Any decent menu from Piedmont would use only authentic, genuine
Piedmont ingredients and if anything frozen is used, it will be shown. A typical menu from Piedmont will always include a good selection of the dishes and cheeses shown below, as well as all of the wines I list.
Red Wines
Barolo is the star of the show when it comes to Piedmont's wine. Barolo is a robust and full-bodied wine made from nebbiolo grapes. The wine is produced around the town of Barolo near Alba - this is Piedmont's best wine and one of the best wines in Italy.
Barbaresco is similar to Barolo, but more delicate.
Dolcetto is a light and fruity wine, the region's most widely produced wine.
Barbera, which is produced mostly in Alba and Asti, is more affordable than Barolo and is excellent for dining.
White Wines
Are not as well known but still excellent. The best known varieties are the Roero Arneis and the Gavi
Dessert Wines
Moscato and Spumante
Other Beverages
Passito and Grappa
Pane (Bread)
You’ll find another of Turin’s most important specialties served at every respectable Torinese restaurant table namely Grissini, the origin of this delicious breadstick is hotly debated among various in towns and cities across the region. The most famous grissini variations are the stirato (straight) and rubata (hand-rolled).
Peperoni ripieni con funghi e riso
This I really love. I am not 100% sure if it is traditionally from Piedmont but it is great.
This recipe consists of pepperoni/peppers stuffed to bursting with rice, fresh porcini mushrooms, butter, olive oil, tomatoes, onions,sausage, basil and much else. For a variant on this visit my Piedmont recipe section.
Bagna Caoda
This dish is made with a warm sauce of olive oil, garlic, and anchovies. It is perfect for dipping vegetables such as artichokes, celery, cabbage, and peppers (be sure to try the famous peppers from nearby Carmagnola). Bagna Caoda is most often served during the winter (it is felt to be rather heavy for the summer), and it contains lots of garlic, so be warned; you may need to isolate at home for a few days after eating this. Also, it is often served as a main meal and shared amongst friends and family.
Vitello Tonnato
Thinly sliced veal with a creamy, tangy sauce made from tuna, anchovies, capers, and mayonnaise. This cold appetizer is a Piedmont classic.
Carne Cruda All'Albese
A Piedmont version of beef tartare, made with finely chopped raw beef, seasoned with olive oil, lemon juice, garlic, and pepper. It's often garnished with thin shavings of white truffle.
Agnolotti
Agnolotti are rectangular ravioli, usually filled with meat, vegetables, and cheese. I suggest you try the basic version prepared in a roast meat ragù as well as the agnolotti in a fondue sauce.

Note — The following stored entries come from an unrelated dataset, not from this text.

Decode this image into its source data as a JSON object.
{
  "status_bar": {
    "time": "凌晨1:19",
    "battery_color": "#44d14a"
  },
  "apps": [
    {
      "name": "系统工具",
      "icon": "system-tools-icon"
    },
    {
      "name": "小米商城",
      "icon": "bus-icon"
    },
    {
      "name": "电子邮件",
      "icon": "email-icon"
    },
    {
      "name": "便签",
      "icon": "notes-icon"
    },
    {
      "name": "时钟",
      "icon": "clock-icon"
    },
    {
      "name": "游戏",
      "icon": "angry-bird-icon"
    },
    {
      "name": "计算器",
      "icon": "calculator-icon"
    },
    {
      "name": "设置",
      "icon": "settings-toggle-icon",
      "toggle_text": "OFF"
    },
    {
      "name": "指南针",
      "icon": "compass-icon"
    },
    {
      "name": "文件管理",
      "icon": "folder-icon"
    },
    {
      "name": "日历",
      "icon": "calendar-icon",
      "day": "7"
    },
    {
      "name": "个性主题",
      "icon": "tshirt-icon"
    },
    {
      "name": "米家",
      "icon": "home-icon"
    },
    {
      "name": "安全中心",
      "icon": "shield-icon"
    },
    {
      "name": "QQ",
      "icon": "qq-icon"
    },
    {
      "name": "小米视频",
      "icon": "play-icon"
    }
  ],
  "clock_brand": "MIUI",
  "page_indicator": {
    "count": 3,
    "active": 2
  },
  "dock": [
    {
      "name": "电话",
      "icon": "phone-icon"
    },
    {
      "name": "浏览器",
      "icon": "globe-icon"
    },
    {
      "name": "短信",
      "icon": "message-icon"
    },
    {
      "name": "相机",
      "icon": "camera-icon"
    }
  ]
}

The most refined agnolotti, called plin or agnolotti al plin, are made by hand and were popular among the Savoy royalty.
Risotto al Barolo
A rich and creamy risotto made with Barolo wine, one of the most prestigious wines from the Piedmont region. The deep, robust flavor of the wine enhances the creamy texture of the risotto.
Tajarin al Tartufo
Thin, golden pasta made with egg yolks is typically served with a simple butter sauce and topped with shavings of white truffle from Alba.
Bollito Misto
A classic, this is THE dish for the big occasion. Not the lightest but one of the greatest. In my opinion, one of the great Italian recipes. Again, this is not really a summer dish but one for those cold winter days.
Brasato al Barolo
Beef braised in Barolo wine, slow-cooked until tender and infused with the rich, deep flavors of the wine.
Fritto Misto alla Piemontese
A mixed fry of various meats, vegetables, and sometimes even sweet items like semolina and fruit, all breaded and fried to perfection. It's a hearty and satisfying dish often enjoyed during special occasions.

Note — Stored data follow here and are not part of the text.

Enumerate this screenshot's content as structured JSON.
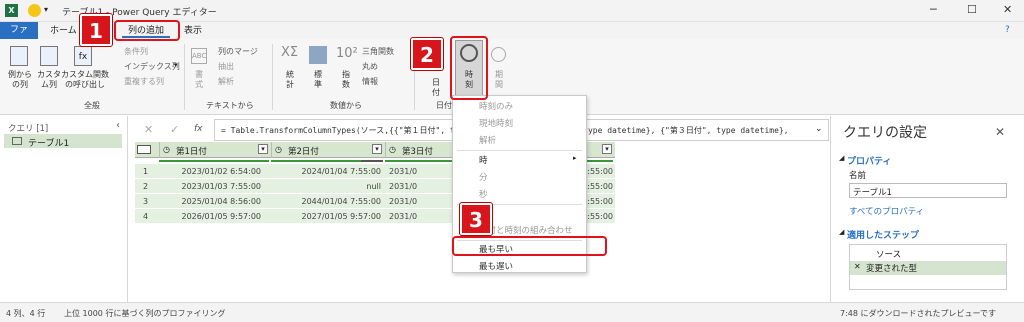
{
  "window": {
    "title": "テーブル1 - Power Query エディター"
  },
  "tabs": [
    "ファイル",
    "ホーム",
    "列の追加",
    "表示"
  ],
  "ribbon": {
    "general": {
      "btn1": "例から\nの列",
      "btn2": "カスタ\nム列",
      "btn3": "カスタム関数\nの呼び出し",
      "cond": "条件列",
      "index": "インデックス列",
      "dup": "重複する列",
      "label": "全般"
    },
    "text": {
      "format": "書\n式",
      "merge": "列のマージ",
      "extract": "抽出",
      "parse": "解析",
      "label": "テキストから"
    },
    "number": {
      "stats": "統\n計",
      "standard": "標\n準",
      "sci": "指\n数",
      "trig": "三角関数",
      "round": "丸め",
      "info": "情報",
      "label": "数値から"
    },
    "datetime": {
      "date": "日\n付",
      "time": "時\n刻",
      "duration": "期\n間",
      "label": "日付"
    }
  },
  "queries": {
    "header": "クエリ [1]",
    "items": [
      "テーブル1"
    ]
  },
  "formula": "= Table.TransformColumnTypes(ソース,{{\"第１日付\", type datetime}, {\"第２日付\", type datetime}, {\"第３日付\", type datetime},",
  "table": {
    "columns": [
      "第1日付",
      "第2日付",
      "第3日付"
    ],
    "rows": [
      [
        "1",
        "2023/01/02 6:54:00",
        "2024/01/04 7:55:00",
        "2031/0",
        "7:55:00"
      ],
      [
        "2",
        "2023/01/03 7:55:00",
        "null",
        "2031/0",
        "7:55:00"
      ],
      [
        "3",
        "2025/01/04 8:56:00",
        "2044/01/04 7:55:00",
        "2031/0",
        "7:55:00"
      ],
      [
        "4",
        "2026/01/05 9:57:00",
        "2027/01/05 9:57:00",
        "2031/0",
        "7:55:00"
      ]
    ]
  },
  "menu": {
    "items": [
      "時刻のみ",
      "現地時刻",
      "解析",
      "時",
      "分",
      "秒",
      "差",
      "日付と時刻の組み合わせ",
      "最も早い",
      "最も遅い"
    ]
  },
  "settings": {
    "title": "クエリの設定",
    "props": "プロパティ",
    "name_label": "名前",
    "name_value": "テーブル1",
    "all_props": "すべてのプロパティ",
    "steps_title": "適用したステップ",
    "steps": [
      "ソース",
      "変更された型"
    ]
  },
  "status": {
    "left": "4 列、4 行",
    "mid": "上位 1000 行に基づく列のプロファイリング",
    "right": "7:48 にダウンロードされたプレビューです"
  },
  "badges": [
    "1",
    "2",
    "3"
  ]
}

I could write a whole article only about the cheeses, so here are some suggestions to sample and please try to visit Saluzzo for the worlds best cheese shop.
These are some of the cheeses you'll want to try:
I’ve already told you all about Turin’s gourmet chocolates - see this page - mouth watering!! but now let's leave the chocolate and enjoy dessert...

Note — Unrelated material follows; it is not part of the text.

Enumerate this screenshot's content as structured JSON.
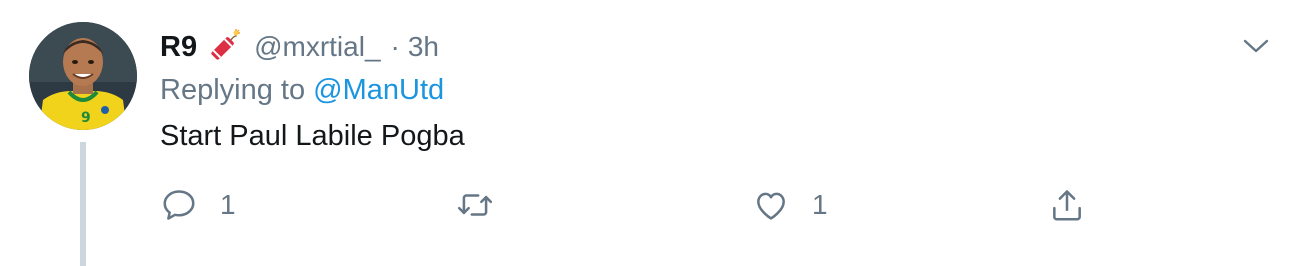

Panna Cotta (Dreamy and decadent.)
The perfect way to end a meal and on nearly every menu from Piedmont. Absolutely delightful.
Bonet
A traditional Piedmontese chocolate and amaretti pudding, flavored with rum and caramel. It's rich and velvety, often enjoyed during festive occasions.
Torta di Nocciole
A hazelnut cake made with finely ground hazelnuts, sugar, eggs, and a hint of cocoa. This cake highlights the region's famous hazelnuts and has a delightful nutty flavor.
A classic Italian dessert made with egg yolks, sugar, and Marsala wine, whisked into a light and frothy custard. It's often served warm and paired with cookies or fruit.
Baci di Dama
"Lady's kisses" cookies made from hazelnuts and almonds, sandwiched together with a layer of dark chocolate. These delicate treats are perfect with coffee or tea.
Pesche Ripiene
Peaches stuffed with a mixture of crushed amaretti cookies, cocoa, sugar, and egg yolk, then baked until tender. This dessert is particularly popular in the summer, when peaches are in season.
Gianduja Gelato
A rich and creamy gelato flavored with gianduja, a chocolate-hazelnut paste that originated in Turin. It's a must-try for chocolate lovers.
Torrone d'Alba
A traditional nougat made with honey, sugar, egg whites, and toasted nuts, typically hazelnuts. This chewy and sweet treat is especially popular during the holidays.
Piedmont cuisine is not the lightest, so the best thing to do after getting through a lunch menu from Piedmont is to go home and have an afternoon nap. If you have to keep on going then order a double espresso with some grappa.
Buon Appetito !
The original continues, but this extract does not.